Exercise regulates a diverse array of phosphorylation networks thought to promote numerous health benefits and therefore hold great promise as novel therapeutic targets. Recently, we performed phosphoproteomic analysis of human skeletal muscles subject to endurance, sprint, and resistance exercise to identify canonical signalling pathways during and after exercise. This identified 5,486 phosphosites regulated during or after at least one type of exercise modality and only 420 core phosphosites common to all exercise. One of these core phosphosites was Ser-67 on the uncharacterized protein C18ORF25 which we validate as an exercise-regulated AMPK substrate. Interestingly, integration with human genome-wide association studies linked genetic variants of C18ORF25 with glycated haemoglobin and type II diabetes.

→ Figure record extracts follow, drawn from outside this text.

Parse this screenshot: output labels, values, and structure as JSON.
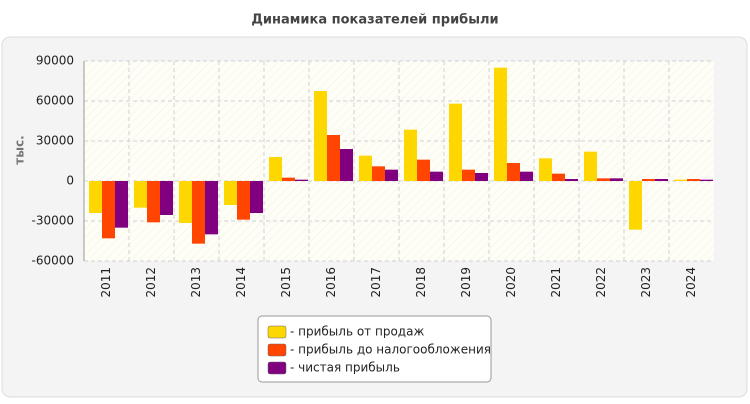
{
  "chart_data": {
    "type": "bar",
    "title": "Динамика показателей прибыли",
    "y_label": "тыс.",
    "categories": [
      "2011",
      "2012",
      "2013",
      "2014",
      "2015",
      "2016",
      "2017",
      "2018",
      "2019",
      "2020",
      "2021",
      "2022",
      "2023",
      "2024"
    ],
    "series": [
      {
        "name": "- прибыль от продаж",
        "color": "#ffd700",
        "values": [
          -24000,
          -20000,
          -31500,
          -18000,
          18000,
          67500,
          19000,
          38500,
          58000,
          85000,
          17000,
          22000,
          -36500,
          1000
        ]
      },
      {
        "name": "- прибыль до налогообложения",
        "color": "#ff4500",
        "values": [
          -43000,
          -31000,
          -47000,
          -29000,
          2500,
          34500,
          11000,
          16000,
          8500,
          13500,
          5500,
          2000,
          1500,
          1500
        ]
      },
      {
        "name": "- чистая прибыль",
        "color": "#800080",
        "values": [
          -35000,
          -25500,
          -40000,
          -24000,
          1000,
          24000,
          8500,
          7000,
          6000,
          7000,
          1500,
          2000,
          1500,
          1000
        ]
      }
    ],
    "ylim": [
      -60000,
      90000
    ],
    "yticks": [
      -60000,
      -30000,
      0,
      30000,
      60000,
      90000
    ],
    "grid": true
  }
}
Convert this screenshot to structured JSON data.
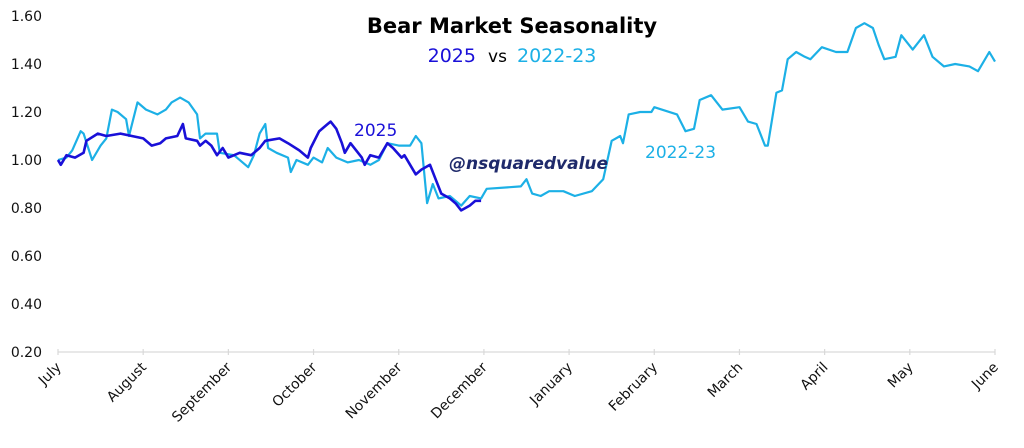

To functionally characterise C18ORF25, we generated a whole-body knockout (KO) mouse model. KO mice gained similar weight on a chow diet compared to wild-type (WT) littermates, but we observed a striking increase in adiposity and subtle decrease in lean mass. Interestingly, KO mice on a chow or high-fat diet displayed no major differences in whole body glucose tolerance or skeletal muscle insulin sensitivity as assessed by ex vivo insulin-stimulated glucose uptake. Also, forced treadmill exercise revealed KO mice fatigue quicker than WT mice. These data prompted us to further investigate skeletal muscle function revealing KO mice have reduced Soleus force production, increased fatigability and recover slower than WT siblings. Histological analysis revealed no difference in muscle fibre-type but a drastic reduction in fibre cross sectional area.
Moreover, proteomic analysis of tibialis anterior muscles from KO mice revealed increased extracellular matrix proteins. In contrast, loss of C18ORF25 resulted in a reduction of proteins associated with translation, pyruvate and branched-chain amino acid metabolism, NEDDylation and several mitochondrial metabolic pathways. Interestingly, the most significantly down-regulated protein in KO muscles was cAMP-dependent protein kinase catalytic subunit beta. Phosphoproteomic analysis of KO soleus muscles subject to ex vivo contraction revealed elevated phosphorylation of substrates downstream of MEK and LCK while substrates of PKA, ERK, MK2 and GSK3 displayed attenuated contraction-induced phosphorylation.
Taken together, our data suggest C18ORF25 plays a vital role in AMPK-mediated skeletal muscle adaptations to exercise and that loss of C18ORF25 attenuates several known exercise-induced signalling pathways and kinases including PKA that mediate skeletal muscle contractile function.